Bioclastic sediments

Bioclastic sediments is a term used to describe carbonate rich sediments consisting of fragments/shells of dead organisms. On the continental shelf, we find bioclastic sediments with a high content of the remains of stony corals. These sediments form mounds and ridges in many places, which may be associated with live corals.

Ridges with bioclastic sediments and corals on the Sula Reef. A: 3D terrain model with the locations of photos B and C indicated. B: bioclastic sediments from the middle part of the ridge. C: live corals.

Bioclastic sediments is a general term used to describe sediments consisting of dead organisms. A clastic sediment consists of fragments, and the term bioclastic sediment means that the sediment is made up of fragments of biological material.

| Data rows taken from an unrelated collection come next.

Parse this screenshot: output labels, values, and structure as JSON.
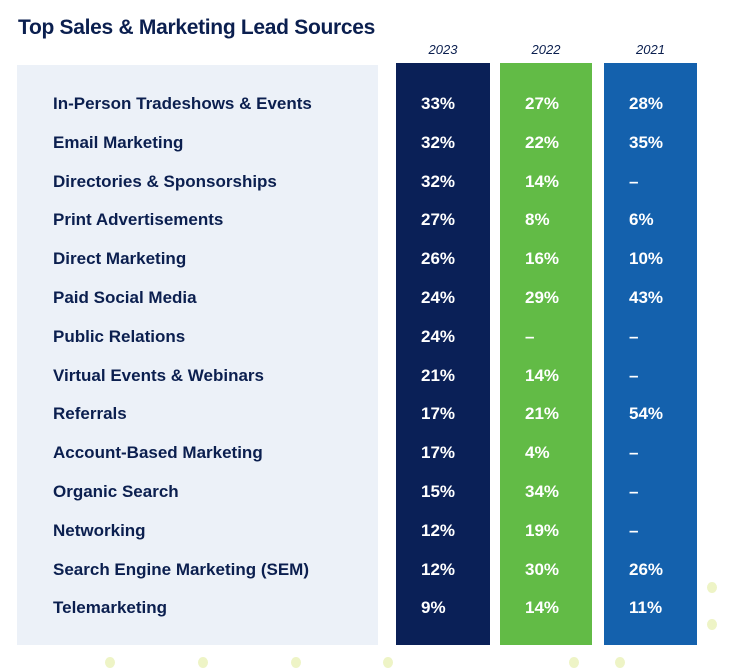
{
  "title": "Top Sales & Marketing Lead Sources",
  "years": [
    {
      "label": "2023",
      "color": "#0a2057"
    },
    {
      "label": "2022",
      "color": "#62bb46"
    },
    {
      "label": "2021",
      "color": "#1461ad"
    }
  ],
  "rows": [
    {
      "label": "In-Person Tradeshows & Events",
      "values": [
        "33%",
        "27%",
        "28%"
      ]
    },
    {
      "label": "Email Marketing",
      "values": [
        "32%",
        "22%",
        "35%"
      ]
    },
    {
      "label": "Directories & Sponsorships",
      "values": [
        "32%",
        "14%",
        "–"
      ]
    },
    {
      "label": "Print Advertisements",
      "values": [
        "27%",
        "8%",
        "6%"
      ]
    },
    {
      "label": "Direct Marketing",
      "values": [
        "26%",
        "16%",
        "10%"
      ]
    },
    {
      "label": "Paid Social Media",
      "values": [
        "24%",
        "29%",
        "43%"
      ]
    },
    {
      "label": "Public Relations",
      "values": [
        "24%",
        "–",
        "–"
      ]
    },
    {
      "label": "Virtual Events & Webinars",
      "values": [
        "21%",
        "14%",
        "–"
      ]
    },
    {
      "label": "Referrals",
      "values": [
        "17%",
        "21%",
        "54%"
      ]
    },
    {
      "label": "Account-Based Marketing",
      "values": [
        "17%",
        "4%",
        "–"
      ]
    },
    {
      "label": "Organic Search",
      "values": [
        "15%",
        "34%",
        "–"
      ]
    },
    {
      "label": "Networking",
      "values": [
        "12%",
        "19%",
        "–"
      ]
    },
    {
      "label": "Search Engine Marketing (SEM)",
      "values": [
        "12%",
        "30%",
        "26%"
      ]
    },
    {
      "label": "Telemarketing",
      "values": [
        "9%",
        "14%",
        "11%"
      ]
    }
  ]
}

Bioclastic sediments include carbonate rich sediments consisting of shell and calcareous algae (shell sand) in the coastal zone, carbonate rich sediments with a high content of stony corals on the continental shelf, and silisium rich sediments consisting of micro organisms with siliceous shell or skeleton (diatoms and radiolarians)  in the deep sea. Sediments with siliceous sponge spicules (needles) have been sampled by MAREANO on the continental shelf, but the content of spicules was too low to characterise it as a bioclastic sediment.

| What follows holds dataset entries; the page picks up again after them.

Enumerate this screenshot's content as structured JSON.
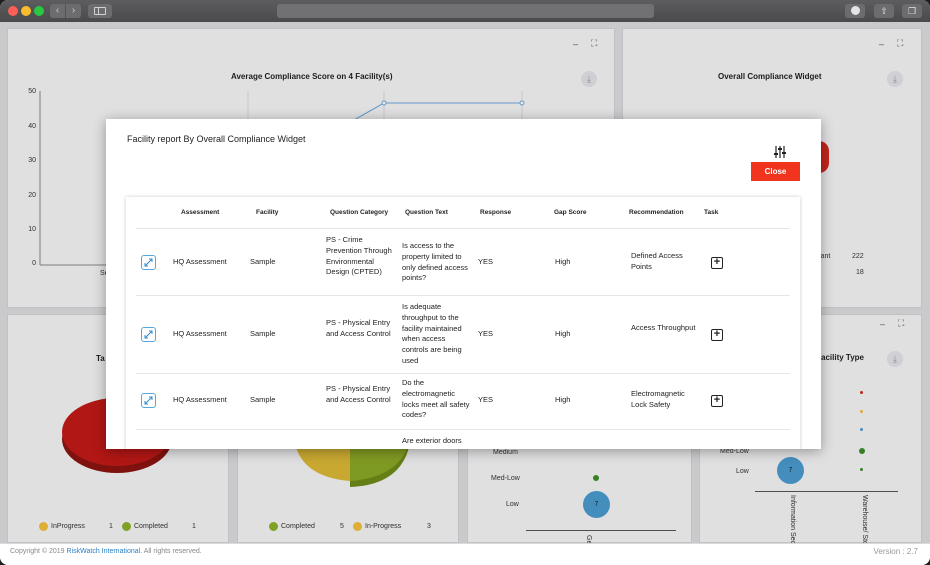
{
  "widgets": {
    "avg_compliance": {
      "title": "Average Compliance Score on 4 Facility(s)",
      "y_ticks": [
        "50",
        "40",
        "30",
        "20",
        "10",
        "0"
      ],
      "x_partial": "Se"
    },
    "overall_compliance": {
      "title": "Overall Compliance Widget",
      "values": [
        {
          "label": "iant",
          "value": "222"
        },
        {
          "label": "",
          "value": "18"
        }
      ]
    },
    "bottom_left": {
      "title_partial": "Ta",
      "legend": [
        {
          "label": "InProgress",
          "count": "1",
          "color": "#f0be3b"
        },
        {
          "label": "Completed",
          "count": "1",
          "color": "#8cae2a"
        }
      ]
    },
    "bottom_mid": {
      "legend": [
        {
          "label": "Completed",
          "count": "5",
          "color": "#8cae2a"
        },
        {
          "label": "In-Progress",
          "count": "3",
          "color": "#f0be3b"
        }
      ]
    },
    "bottom_mid2": {
      "rows": [
        "Medium",
        "Med-Low",
        "Low"
      ],
      "bubble_value": "7",
      "x_partial": "Ge"
    },
    "bottom_right": {
      "title_partial": "acility Type",
      "rows": [
        "Med-Low",
        "Low"
      ],
      "bubble_value": "7",
      "x_labels": [
        "Information Sec",
        "Warehouse/ Sto"
      ]
    }
  },
  "footer": {
    "copyright_prefix": "Copyright © 2019 ",
    "company": "RiskWatch International",
    "copyright_suffix": ". All rights reserved.",
    "version": "Version : 2.7"
  },
  "modal": {
    "title": "Facility report By Overall Compliance Widget",
    "close_label": "Close",
    "columns": [
      "Assessment",
      "Facility",
      "Question Category",
      "Question Text",
      "Response",
      "Gap Score",
      "Recommendation",
      "Task"
    ],
    "rows": [
      {
        "assessment": "HQ Assessment",
        "facility": "Sample",
        "category": "PS - Crime Prevention Through Environmental Design (CPTED)",
        "question": "Is access to the property limited to only defined access points?",
        "response": "YES",
        "gap": "High",
        "recommendation": "Defined Access Points"
      },
      {
        "assessment": "HQ Assessment",
        "facility": "Sample",
        "category": "PS - Physical Entry and Access Control",
        "question": "Is adequate throughput to the facility maintained when access controls are being used",
        "response": "YES",
        "gap": "High",
        "recommendation": "Access Throughput"
      },
      {
        "assessment": "HQ Assessment",
        "facility": "Sample",
        "category": "PS - Physical Entry and Access Control",
        "question": "Do the electromagnetic locks meet all safety codes?",
        "response": "YES",
        "gap": "High",
        "recommendation": "Electromagnetic Lock Safety"
      },
      {
        "question": "Are exterior doors"
      }
    ]
  }
}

Bioclastic sediments occur in many places in close association with live corals. The Pearl Chain Reef west of Sandnessjøen is a good example of this coupling between bioclastic sediments and live corals. Ridges, which are 50-100 m long, 10-30 m wide and up to 15 m high are found along the northern side of iceberg ploughmarks. It is possible to see from the detailed terrain models how the reefs have started growing on the edge of the ploughmarks and extended outwards, towards the dominant current direction. The corals have built steep and locally nearly vertical "cliffs" into the ploughmark. Such elongated reefs have live corals only in the part facing the current. Behind this, the reef consists of dead coral remains in the down-current tail. These coral remains constitute the main part of the bioclastic sediments. We also find a considerable proportion of non-biogenic material, transported by the currents. The grain size of the bioclastic sediments in the tail varies, from mud til gravel. Blocks of dead corals are found behind the steep cliffs with live corals.

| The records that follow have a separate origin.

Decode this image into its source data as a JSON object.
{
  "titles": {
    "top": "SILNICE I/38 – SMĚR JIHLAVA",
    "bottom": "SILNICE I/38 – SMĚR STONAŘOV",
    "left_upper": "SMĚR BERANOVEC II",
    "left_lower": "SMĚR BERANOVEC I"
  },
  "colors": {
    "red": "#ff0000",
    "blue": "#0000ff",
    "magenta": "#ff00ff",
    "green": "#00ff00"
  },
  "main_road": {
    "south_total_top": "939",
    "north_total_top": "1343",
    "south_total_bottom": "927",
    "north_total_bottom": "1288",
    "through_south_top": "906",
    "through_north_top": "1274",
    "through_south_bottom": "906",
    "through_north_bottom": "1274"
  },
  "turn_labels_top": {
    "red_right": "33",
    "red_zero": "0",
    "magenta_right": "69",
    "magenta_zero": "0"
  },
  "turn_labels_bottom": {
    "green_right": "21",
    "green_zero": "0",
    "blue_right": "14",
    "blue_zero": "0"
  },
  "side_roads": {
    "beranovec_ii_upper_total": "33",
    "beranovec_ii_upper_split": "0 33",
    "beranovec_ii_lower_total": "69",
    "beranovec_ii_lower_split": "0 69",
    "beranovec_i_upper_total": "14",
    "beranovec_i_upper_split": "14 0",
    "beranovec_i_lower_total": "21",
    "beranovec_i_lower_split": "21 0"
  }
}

The Pearl Chain Reef is located along the northern margin of a 3.5 km long iceberg ploughmark, which is around 100 m wide and up to 10 m deep. More than 50 ridges with bioclastic sediments can be identified. Video records from the steep parts in the front of the ridges (average slope between 20° and 30°) show a multitude of live corals and other organisms. The figure is a 3D terrain model based on bathymetry data with 2 m resolution, with no vertical exaggeration applied.

Maps of bioclastic sediments do not contain information on the proportion of live versus dead organisms, and no information regarding species. Bioclastic sediments are mapped using acoustic data (multibeam bathymetry and backscatter or sonar), sediment samples and video records.

In the map server, you will find bioclastic sediments in «Sediments - grain size - genesis», in «Sediments - genesis - regional» and as a separate thematic map in «Bioclastic sediments».